The Power and Innocence of Web 1.0

Marketing & Writing

There is a seismic shift happening in today’s marketing scene. Some expected it. Others are being blindsided. Some knew it was coming, but not to this extent. 

I find myself in the final category. It knew it was coming, but there were a couple of things I was not ready for. 

I didn’t expect Google Analytics to be declared illegal in the EU, for example. I used Google analytics on basically all of our website properties, as do most. And if you think your business being located in the United States, for example, is a “get out of jail free card,” think again. 

I also was not too thrilled to learn that my open and click rates would be off thanks to recent changes in Apple Mail. I learned this the hard way just recently while implementing a client’s email campaign. 

What can be done? Here’s a better question: Should anything be done? 

Maybe what the world needs is a return to Web 1.0; a simpler web that did not rely on violating people’s privacy in order to make a buck. People think it has “always been this way”…but that’s not true. 

The old adage goes, if you’re not paying for the product, you are the product. This thinking has motivated the incessant cycle of new platforms sprouting up, giving away attention for free, and then charging for that attention once the demand becomes greater than the supply. 

Most marketers continue to play the game. It’s like an addiction. Something that we’re trying at NorthMac is starting to ween ourselves off of this addiction. It will not happen overnight, though.
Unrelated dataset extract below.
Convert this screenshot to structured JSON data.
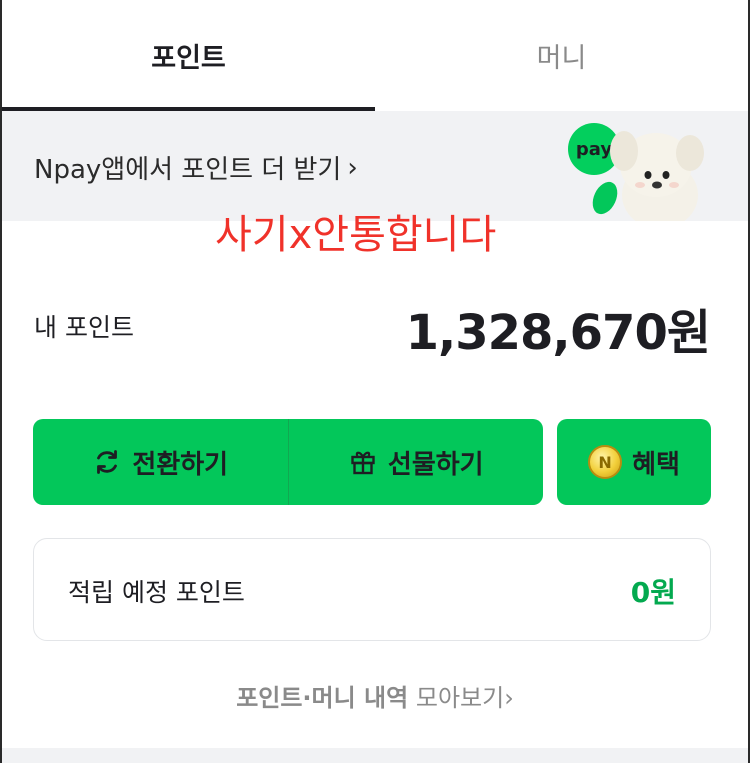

Web 1.0, at least as it relates to marketing, looks like this: 

  • Make a great product and / or great content
  • Share that product or content far and wide
  • Measure via dollars in the bank 

This model does away with privacy violations, vanity metrics, ridiculous competitions, the comparison game, etc. It’s simpler, calmer, and puts the focus on the right thing: Making something great. 

Can a business who takes this approach win? I think absolutely. The process will be less stressful, though also slower and also less sexy.

Nevertheless, this is how people want to be marketed to. DHH pulls no punches:

People really don’t like getting tracked around the internet by targeted ads. I mean really, really don’t like it. A staggering  96% of users in the US are declining the privilege of being followed  around their apps and websites for the grand prize of “more relevant ads” when given  the choice in iOS 14.5 . The American public can barely agree on anything, but their dislike of targeted ads appear damn near unanimous.

Marketers who rely on targeted advertising (so basically all marketers in 2022) need to do something with this information. DHH says “ban targeted ads now.” Not sure I’m quite to that point yet, but there’s no denying people do not like being followed. Something has to happen. 

Am I turning all of our ads off right now? No. Will I? Maybe. Ultimately what makes people share is a great product.

When’s the last time you raved about a movie based solely upon a late night TV interview with one of the actors? Probably never. You saw it, were blown away, and told everybody for the next two weeks. That’s great marketing that cannot be bought.